According to court documents, between November 2014 and December 2015, Blanco conspired with Morales and others to distribute methamphetamine to various drug dealers and users in Kern County and Las Cruces, New Mexico. Blanco and Morales admit they distributed between 1.5 kilograms and 4.5 kilograms of methamphetamine.
According to the plea agreement, on May 6, 2015, Blanco purchased approximately five pounds of crystal methamphetamine in the Los Angeles metropolitan area that he intended to distribute for profit with the help of Morales and other co-conspirators.
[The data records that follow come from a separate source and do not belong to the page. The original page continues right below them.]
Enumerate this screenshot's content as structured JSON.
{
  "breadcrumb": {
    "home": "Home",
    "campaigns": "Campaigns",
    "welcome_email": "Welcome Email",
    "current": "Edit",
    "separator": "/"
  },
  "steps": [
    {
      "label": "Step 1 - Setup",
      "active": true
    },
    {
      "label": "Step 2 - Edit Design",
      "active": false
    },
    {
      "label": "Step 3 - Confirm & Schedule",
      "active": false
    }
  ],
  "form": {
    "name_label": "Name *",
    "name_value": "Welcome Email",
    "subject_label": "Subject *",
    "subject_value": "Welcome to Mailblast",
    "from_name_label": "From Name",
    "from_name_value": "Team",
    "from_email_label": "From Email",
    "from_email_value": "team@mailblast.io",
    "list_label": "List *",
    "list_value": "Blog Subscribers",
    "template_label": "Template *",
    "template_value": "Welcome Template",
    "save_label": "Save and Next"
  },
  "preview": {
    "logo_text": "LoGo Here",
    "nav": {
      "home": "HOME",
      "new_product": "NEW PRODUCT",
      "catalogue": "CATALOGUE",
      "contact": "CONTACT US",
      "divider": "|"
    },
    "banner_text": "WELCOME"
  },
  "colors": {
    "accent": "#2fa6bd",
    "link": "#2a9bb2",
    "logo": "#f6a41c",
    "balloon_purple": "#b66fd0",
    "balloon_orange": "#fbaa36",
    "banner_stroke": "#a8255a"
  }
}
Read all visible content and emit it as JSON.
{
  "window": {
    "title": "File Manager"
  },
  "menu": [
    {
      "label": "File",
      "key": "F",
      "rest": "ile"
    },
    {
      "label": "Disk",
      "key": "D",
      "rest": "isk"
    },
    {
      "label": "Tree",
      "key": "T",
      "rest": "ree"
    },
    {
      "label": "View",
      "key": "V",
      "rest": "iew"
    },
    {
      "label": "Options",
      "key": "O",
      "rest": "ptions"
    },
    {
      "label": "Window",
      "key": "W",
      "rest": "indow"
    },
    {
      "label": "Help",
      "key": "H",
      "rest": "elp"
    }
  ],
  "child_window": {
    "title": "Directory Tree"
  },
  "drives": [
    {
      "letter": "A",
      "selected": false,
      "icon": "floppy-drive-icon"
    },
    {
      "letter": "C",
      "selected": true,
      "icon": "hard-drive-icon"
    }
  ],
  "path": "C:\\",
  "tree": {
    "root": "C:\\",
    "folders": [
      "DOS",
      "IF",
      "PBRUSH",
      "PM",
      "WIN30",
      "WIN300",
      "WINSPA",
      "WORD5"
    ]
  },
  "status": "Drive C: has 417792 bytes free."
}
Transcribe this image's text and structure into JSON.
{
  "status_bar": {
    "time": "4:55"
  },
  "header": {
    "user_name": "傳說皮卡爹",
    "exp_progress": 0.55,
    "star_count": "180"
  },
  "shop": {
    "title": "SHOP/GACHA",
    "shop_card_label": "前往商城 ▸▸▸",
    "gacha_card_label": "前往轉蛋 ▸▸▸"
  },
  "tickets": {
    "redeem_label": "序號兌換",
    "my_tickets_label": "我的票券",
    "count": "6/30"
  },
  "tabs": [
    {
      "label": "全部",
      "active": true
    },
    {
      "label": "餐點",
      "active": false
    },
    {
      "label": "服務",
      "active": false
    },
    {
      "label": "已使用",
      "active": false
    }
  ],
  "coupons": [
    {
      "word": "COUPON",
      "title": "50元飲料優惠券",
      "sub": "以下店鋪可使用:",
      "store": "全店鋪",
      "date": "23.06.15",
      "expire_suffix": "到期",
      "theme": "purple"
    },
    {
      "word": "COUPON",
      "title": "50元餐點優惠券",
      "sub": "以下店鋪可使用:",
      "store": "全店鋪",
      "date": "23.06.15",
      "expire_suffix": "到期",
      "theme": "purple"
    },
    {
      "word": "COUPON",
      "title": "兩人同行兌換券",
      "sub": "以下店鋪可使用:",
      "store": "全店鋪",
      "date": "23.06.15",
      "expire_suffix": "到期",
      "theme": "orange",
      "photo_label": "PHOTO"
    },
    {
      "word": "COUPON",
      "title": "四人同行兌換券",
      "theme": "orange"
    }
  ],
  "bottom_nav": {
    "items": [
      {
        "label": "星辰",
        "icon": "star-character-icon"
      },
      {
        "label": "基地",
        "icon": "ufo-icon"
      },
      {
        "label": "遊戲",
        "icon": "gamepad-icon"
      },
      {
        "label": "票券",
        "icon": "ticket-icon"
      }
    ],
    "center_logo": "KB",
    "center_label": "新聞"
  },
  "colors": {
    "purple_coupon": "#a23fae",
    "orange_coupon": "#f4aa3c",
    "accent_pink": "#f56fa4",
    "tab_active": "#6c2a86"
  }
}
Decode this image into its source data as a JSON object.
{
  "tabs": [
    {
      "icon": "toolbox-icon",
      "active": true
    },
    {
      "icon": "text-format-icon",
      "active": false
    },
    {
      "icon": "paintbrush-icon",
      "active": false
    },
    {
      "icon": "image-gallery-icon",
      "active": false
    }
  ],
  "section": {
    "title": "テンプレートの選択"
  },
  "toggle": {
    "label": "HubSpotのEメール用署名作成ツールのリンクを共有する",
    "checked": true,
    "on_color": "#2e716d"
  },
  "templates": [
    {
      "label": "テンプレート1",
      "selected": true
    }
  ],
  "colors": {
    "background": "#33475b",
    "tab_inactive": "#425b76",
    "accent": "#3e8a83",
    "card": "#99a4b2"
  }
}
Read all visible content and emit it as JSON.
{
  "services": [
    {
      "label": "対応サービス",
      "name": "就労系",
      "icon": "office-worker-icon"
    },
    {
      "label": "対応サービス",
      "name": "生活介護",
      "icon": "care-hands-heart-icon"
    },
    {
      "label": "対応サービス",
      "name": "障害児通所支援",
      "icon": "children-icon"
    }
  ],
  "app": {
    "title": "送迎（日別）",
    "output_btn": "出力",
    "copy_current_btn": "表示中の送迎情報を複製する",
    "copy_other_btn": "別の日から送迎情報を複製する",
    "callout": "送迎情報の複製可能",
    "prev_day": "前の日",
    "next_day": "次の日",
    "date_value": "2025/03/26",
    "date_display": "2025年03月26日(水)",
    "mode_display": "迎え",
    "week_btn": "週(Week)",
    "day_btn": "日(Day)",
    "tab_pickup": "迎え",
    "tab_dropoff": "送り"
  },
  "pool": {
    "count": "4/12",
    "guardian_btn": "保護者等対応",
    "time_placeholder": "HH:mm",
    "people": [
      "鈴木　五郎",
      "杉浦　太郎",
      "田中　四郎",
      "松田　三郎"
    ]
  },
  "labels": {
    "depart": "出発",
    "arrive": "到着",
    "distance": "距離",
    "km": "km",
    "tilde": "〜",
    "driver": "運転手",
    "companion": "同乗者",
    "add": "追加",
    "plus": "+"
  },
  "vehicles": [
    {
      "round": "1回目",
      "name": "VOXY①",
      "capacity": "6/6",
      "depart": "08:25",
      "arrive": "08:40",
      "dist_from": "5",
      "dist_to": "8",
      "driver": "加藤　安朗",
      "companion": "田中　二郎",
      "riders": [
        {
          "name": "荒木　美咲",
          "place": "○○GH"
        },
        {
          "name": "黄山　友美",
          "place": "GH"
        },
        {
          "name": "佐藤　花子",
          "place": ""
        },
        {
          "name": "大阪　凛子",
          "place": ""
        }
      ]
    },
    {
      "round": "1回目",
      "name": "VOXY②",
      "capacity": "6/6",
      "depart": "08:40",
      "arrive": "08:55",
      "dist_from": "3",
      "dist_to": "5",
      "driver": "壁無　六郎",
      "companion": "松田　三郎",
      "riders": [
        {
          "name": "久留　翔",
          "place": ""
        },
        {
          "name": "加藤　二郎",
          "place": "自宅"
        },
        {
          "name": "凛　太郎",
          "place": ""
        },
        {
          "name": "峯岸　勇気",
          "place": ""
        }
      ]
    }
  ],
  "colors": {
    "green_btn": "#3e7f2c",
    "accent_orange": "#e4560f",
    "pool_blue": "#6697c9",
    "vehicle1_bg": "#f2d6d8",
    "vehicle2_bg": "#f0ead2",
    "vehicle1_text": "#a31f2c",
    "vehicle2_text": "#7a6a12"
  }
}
Agents seized the crystal methamphetamine from Blanco, Morales, and another convicted co-conspirator, Justin Rivera, 22, of Bakersfield, as they attempted to transport the narcotics on a commercial bus bound for Las Cruces, New Mexico.
This case is the product of an investigation by the Drug Enforcement Administration and task force officers from Kern County Probation. Assistant U.S. Attorney Brian K. Delaney is prosecuting the case.
Salvador Morales was earlier convicted in this matter and was sentenced on September 26, 2016, to six years and three months in prison. Jose Alejandro Jacobo, 25, of Bakersfield, was convicted in this matter and sentenced on March 13, 2017, to seven years and eight months in prison. Two other defendants have pleaded guilty to this conspiracy and are awaiting sentencing — Justin Rivera and Carlos Blanco’s wife Josefina Blanco, 25, a Mexican national.
Blanco and Morales are scheduled to be sentenced by U.S. District Judge Lawrence J. O’Neill on October 16, 2017. Blanco faces a maximum statutory penalty of life in prison and a $10 million fine. Morales faces a maximum statutory penalty of 40 years in prison and a $5 million fine. The actual sentence, however, will be determined at the discretion of the court after consideration of any applicable statutory factors and the Federal Sentencing Guidelines, which take into account a number of variables.